Chalk gasped as though a low current were running through his body. A finger flew up at an angle to his hand and remained there a moment. A hound with slavering jaws bounded through his forebrain. Beneath the sagging flesh of his chest the thick bands of muscle rhythmically contracted and let go.

…demon-visits in the sleep…

…a forest of watching eyes, stalked and shining…

…a world of dryness … thorns … thorns…

…the click and scratch of strange beasts moving in the walls … dry rot of the soul … all poetry turned to ash, all love to rust…

…stony eyes lifted toward the universe … and the universe peering back…

In ecstasy Chalk kicked at the water, sending up spewing cascades. He slapped its surface with the flat of his hand. Flukes! There go flukes! Ahoy, ahoy!

Pleasure engulfed and consumed him.

And this, he told himself cozily some minutes later, was merely the beginning.

TWENTY-FOUR: IN HEAVEN AS IT IS ON EARTH

On a day of flaming sunlight they left for Luna Tivoli, entering the next stage of their passage through Chalk’s aeries of delight. The day was bright, but it was still winter; they were fleeing from the true winter of the north and the wintry summer of the south to the weatherless winter of the void. At the spaceport they received the full celebrity treatment: newsreel shots in the terminal, then the snub-snouted little car rushing them across the field while the common folk looked on in wonder, vaguely cheering the notables, whoever they might be.

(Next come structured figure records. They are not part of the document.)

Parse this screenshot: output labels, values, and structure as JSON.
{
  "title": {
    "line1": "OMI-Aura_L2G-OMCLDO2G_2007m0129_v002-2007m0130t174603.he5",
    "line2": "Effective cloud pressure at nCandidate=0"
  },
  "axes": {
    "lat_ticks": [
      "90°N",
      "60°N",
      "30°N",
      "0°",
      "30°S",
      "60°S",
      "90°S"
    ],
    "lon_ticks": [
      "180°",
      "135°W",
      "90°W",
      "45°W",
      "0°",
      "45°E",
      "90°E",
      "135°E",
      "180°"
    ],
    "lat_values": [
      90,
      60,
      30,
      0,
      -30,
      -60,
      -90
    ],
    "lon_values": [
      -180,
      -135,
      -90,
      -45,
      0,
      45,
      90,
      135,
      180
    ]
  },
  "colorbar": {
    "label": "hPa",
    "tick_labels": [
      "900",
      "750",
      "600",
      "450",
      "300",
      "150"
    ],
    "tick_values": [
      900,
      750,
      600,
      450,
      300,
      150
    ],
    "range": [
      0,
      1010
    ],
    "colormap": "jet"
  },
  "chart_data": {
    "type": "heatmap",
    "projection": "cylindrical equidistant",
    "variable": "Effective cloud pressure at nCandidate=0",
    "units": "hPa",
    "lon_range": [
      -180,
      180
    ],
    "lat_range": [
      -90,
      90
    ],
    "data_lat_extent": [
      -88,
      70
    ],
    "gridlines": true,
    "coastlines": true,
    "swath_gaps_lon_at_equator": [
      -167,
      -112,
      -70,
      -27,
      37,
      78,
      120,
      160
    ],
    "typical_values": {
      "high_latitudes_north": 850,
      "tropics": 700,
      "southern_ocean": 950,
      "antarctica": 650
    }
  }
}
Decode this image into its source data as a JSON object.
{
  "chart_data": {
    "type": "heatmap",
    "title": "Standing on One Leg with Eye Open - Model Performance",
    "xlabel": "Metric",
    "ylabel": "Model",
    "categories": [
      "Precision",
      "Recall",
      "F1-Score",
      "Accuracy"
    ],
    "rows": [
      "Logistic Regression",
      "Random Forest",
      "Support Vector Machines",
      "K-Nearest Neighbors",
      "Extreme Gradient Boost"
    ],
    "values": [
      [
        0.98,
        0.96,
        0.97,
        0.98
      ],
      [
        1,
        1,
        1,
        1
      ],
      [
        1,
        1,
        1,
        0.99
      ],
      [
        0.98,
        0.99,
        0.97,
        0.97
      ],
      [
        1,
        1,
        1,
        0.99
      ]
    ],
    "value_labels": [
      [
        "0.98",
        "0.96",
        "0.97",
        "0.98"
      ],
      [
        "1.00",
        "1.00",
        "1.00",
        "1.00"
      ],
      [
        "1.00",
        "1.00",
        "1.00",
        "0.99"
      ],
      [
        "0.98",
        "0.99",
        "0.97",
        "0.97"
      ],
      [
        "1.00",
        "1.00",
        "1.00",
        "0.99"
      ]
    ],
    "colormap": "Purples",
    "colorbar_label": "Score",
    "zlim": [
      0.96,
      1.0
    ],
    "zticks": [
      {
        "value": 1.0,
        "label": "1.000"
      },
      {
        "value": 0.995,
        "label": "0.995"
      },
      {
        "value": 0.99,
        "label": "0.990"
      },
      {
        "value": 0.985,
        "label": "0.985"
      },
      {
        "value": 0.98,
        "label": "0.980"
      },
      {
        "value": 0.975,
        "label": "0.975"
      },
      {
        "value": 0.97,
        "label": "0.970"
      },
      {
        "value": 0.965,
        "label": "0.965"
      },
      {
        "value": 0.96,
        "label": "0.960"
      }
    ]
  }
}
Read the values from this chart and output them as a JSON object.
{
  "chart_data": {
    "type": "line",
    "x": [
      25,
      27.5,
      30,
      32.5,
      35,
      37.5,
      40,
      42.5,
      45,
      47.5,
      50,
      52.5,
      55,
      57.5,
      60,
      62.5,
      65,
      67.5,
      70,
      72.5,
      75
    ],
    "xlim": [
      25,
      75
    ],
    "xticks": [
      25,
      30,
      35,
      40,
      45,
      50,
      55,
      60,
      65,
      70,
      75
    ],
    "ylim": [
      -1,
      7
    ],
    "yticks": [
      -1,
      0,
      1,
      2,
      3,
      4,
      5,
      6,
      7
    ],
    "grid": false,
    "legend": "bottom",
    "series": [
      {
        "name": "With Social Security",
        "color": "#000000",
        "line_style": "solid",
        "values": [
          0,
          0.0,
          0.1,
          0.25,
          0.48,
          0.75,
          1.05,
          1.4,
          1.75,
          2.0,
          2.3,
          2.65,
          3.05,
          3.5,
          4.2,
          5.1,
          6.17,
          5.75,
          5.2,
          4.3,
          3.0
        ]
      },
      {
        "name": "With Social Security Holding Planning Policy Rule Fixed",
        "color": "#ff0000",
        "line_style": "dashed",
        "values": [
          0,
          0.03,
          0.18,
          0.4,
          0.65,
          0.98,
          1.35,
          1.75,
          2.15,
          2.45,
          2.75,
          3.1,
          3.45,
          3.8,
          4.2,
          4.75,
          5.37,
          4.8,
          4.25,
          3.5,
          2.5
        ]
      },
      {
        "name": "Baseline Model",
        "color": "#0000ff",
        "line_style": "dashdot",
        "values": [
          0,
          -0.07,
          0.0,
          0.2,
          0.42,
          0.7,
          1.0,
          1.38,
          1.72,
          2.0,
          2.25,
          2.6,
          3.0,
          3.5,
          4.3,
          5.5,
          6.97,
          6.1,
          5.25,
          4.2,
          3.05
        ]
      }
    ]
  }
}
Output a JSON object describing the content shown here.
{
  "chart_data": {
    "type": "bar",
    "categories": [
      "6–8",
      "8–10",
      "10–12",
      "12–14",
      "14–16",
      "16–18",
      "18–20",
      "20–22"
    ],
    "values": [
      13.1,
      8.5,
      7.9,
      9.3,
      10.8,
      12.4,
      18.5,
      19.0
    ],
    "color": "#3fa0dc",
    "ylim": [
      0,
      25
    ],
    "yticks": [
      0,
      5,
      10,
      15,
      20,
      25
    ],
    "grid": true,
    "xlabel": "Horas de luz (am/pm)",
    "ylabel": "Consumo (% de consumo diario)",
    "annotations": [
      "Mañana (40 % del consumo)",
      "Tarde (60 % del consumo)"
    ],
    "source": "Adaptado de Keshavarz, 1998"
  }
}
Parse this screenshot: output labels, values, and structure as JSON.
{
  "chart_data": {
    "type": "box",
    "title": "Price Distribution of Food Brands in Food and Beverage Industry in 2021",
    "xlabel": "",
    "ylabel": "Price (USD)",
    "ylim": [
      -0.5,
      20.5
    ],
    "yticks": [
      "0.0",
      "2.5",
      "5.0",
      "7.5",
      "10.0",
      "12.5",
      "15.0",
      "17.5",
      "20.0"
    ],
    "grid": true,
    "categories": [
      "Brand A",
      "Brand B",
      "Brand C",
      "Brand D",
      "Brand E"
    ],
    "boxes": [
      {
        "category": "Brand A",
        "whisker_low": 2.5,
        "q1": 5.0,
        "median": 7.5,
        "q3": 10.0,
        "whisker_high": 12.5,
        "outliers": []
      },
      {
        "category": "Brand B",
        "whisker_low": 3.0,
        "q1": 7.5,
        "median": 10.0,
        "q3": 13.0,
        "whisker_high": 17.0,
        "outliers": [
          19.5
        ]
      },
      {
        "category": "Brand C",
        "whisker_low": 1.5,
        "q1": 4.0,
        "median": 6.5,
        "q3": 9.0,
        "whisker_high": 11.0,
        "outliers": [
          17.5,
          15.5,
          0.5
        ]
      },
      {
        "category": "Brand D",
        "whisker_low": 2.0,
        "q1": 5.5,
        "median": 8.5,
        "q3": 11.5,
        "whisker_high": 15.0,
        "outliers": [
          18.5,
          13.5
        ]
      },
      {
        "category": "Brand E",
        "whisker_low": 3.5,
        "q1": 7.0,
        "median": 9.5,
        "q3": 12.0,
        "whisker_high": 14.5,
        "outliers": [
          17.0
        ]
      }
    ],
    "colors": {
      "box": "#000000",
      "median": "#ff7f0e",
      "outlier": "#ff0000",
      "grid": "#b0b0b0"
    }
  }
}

Burris hated it. Every stray glance at him now seemed fresh surgery on his soul.

“Why did you let yourself in for it, then?” Lona wanted to know. “If you don’t want people to see you like this, why did you ever let Chalk send you on this trip?”

“As a penance. As a deliberately chosen atonement for my withdrawal from the world. For the sake of discipline.”

The string of abstractions failed to convince her. Perhaps they made no impact at all.

“But didn’t you have a reason?”

“Those were my reasons.”

“Just words.”

“Never scoff at words, Lona.”

Her nostrils flared momentarily. “You’re making fun of me again!”

“Sorry.” Genuinely. It was so easy to mock her.

She said, “I know what it’s like to be stared at. I’m shy about it. But I had to do this, so Chalk would give me some of my babies.”